VITERBO - Si torna a giocare la domenica e si riaprono i cancelli del Rocchi. La Viterbese, in questo periodo piuttosto difficile, ha richiamato i tifosi sugli spalti proponendo gli sconti sui biglietti di curva e tribuna. Dall'altra parte del campo ci sarà il Trapani di mister Vincenzo Italiano, terzo in classifica, a quattro punti dalla Juve Stabia prima della classe.
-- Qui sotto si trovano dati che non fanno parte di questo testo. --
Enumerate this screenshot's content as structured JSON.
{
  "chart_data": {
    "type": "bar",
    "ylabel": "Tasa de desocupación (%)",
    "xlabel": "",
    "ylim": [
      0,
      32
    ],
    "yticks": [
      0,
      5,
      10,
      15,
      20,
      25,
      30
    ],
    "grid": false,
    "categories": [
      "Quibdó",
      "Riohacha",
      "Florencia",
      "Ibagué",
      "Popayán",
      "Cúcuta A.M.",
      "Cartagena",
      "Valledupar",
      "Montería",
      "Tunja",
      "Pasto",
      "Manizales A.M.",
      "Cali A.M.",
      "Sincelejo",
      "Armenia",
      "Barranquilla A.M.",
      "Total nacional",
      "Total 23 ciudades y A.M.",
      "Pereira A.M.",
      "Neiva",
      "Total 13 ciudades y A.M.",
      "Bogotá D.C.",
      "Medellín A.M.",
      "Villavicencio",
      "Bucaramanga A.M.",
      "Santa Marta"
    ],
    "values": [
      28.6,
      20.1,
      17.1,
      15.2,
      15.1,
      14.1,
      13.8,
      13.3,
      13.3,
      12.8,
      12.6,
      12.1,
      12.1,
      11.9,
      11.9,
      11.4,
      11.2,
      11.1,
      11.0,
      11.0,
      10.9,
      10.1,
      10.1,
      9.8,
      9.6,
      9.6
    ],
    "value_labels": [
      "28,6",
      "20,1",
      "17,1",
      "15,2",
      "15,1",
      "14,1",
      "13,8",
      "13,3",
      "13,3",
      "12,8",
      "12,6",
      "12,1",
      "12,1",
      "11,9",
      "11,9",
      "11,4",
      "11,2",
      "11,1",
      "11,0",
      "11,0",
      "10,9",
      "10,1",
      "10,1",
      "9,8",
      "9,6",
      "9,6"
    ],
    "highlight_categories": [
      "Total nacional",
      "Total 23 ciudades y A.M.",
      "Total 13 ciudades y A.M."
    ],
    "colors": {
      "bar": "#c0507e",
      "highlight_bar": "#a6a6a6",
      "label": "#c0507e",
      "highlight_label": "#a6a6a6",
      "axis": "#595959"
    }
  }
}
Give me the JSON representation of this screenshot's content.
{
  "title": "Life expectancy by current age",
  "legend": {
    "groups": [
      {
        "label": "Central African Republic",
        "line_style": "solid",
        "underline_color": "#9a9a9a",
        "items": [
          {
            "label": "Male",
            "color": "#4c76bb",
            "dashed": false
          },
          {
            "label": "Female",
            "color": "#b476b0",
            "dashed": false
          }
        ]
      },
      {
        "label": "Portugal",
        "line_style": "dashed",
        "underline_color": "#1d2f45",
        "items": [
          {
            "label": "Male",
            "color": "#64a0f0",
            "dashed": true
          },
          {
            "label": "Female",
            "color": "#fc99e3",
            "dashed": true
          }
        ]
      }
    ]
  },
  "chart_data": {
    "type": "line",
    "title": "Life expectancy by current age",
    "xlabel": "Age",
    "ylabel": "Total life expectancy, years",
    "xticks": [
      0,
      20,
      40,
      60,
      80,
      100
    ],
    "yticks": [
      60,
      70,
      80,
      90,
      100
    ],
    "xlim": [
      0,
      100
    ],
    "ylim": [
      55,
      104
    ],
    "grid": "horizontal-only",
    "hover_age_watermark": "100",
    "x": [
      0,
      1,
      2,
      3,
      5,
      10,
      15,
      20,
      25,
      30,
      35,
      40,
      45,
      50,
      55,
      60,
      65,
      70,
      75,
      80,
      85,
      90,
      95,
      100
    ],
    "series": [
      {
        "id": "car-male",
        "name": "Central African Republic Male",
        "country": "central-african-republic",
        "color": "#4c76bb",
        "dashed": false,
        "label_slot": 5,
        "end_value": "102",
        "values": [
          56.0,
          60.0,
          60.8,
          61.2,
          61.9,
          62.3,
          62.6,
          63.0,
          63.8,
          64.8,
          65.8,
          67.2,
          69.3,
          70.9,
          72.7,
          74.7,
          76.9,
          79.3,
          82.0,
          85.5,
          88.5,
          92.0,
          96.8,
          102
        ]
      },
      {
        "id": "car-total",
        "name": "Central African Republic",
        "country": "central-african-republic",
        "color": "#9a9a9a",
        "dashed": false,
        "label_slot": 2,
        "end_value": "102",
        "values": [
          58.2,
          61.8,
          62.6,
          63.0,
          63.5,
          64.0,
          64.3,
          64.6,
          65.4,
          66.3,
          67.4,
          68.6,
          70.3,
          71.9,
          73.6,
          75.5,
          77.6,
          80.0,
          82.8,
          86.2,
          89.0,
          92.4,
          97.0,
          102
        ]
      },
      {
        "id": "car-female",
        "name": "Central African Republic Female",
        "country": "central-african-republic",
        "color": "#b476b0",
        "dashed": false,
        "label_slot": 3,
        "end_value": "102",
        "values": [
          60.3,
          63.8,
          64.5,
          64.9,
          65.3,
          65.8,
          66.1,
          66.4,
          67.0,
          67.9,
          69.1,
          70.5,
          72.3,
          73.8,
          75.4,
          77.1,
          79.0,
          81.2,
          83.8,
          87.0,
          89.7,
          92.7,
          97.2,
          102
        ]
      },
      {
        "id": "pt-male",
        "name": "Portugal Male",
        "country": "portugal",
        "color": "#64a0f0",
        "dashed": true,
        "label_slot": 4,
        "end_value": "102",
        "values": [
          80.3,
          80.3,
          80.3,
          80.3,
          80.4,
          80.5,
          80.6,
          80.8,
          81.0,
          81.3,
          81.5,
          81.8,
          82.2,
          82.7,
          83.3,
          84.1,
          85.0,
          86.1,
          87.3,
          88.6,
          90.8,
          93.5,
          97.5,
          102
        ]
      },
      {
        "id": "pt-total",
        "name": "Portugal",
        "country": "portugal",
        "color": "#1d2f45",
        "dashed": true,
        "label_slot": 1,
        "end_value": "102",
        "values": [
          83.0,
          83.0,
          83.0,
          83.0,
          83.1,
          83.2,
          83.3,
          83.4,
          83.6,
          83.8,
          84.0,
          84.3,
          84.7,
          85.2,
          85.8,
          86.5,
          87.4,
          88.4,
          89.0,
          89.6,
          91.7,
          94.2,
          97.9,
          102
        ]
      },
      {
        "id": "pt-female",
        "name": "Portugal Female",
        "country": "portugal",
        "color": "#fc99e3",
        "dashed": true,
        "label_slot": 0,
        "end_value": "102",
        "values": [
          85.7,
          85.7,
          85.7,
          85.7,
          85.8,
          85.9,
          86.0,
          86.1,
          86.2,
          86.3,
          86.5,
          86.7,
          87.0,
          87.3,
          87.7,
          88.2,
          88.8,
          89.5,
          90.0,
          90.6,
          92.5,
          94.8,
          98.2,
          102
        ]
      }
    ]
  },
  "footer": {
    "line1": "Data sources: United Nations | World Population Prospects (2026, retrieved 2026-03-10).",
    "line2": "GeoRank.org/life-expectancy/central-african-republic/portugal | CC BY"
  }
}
Un cammino che continua a presentare molte difficoltà per gli uomini di Stefano Sottili che hanno raccolto un solo punto fino a questo momento stabilizzandosi come fanalini di coda. La gara avrà inizio alle 14.30

Arbitro del match sarà il sig. Daniel Amabile della Sezione di Vicenza. Accanto a lui i due assistenti Giuliano Parrella di Battipaglia e Giuseppe Mansi di Nocera Inferiore. L'ultimo incontro del fischietto veneto con i gialloblù risale all'andata della finale di coppa con l'Alessandria. Partita persa e non priva di polemiche.

Per i padroni di casa mancherà ancora Alessio Zerbin, in ripresa, e si valuteranno le condizioni di Andrea Saraniti e Samuele Damiani. Il secondo sembra più vicino al rientro rispetto all'attaccante. Scalpita Bismark per meritarsi un posto nell'undici titolare. Per i granata buone notizie dall’infermeria che inizia svuotarsi. Recuperato del tutto il capitano Luca Pagliarulo e il difensore Desiderio Garufo. Stefano Scognamillo è tornato ad allenarsi in gruppo anche se saltando la partitella finale. Differenziato per il centrocampista Enrico Canino e per il portiere Riccardo Ferrara.

Queste le parole di Sottili prima del match: 

“Arriviamo alla gara con il Trapani dopo una settimana intera che mi ha permesso di lavorare molto con i ragazzi. Ora spetta a noi dimostrare in campo quanto fatto in settimana, c’è da parlare poco e fare risultato per invertire la rotta. Affrontiamo una delle squadre che con merito sono là davanti e che, non hanno solo giocatori importanti, ma anche gamba e qualità nel gioco, organizzazione in fase difensiva ed entusiasmo. Noi abbiamo lavorato bene ma per fare risultato sarà necessaria una prestazione di grande sacrificio da parte di tutti e anche quel pizzico di buona sorte venuta meno finora”.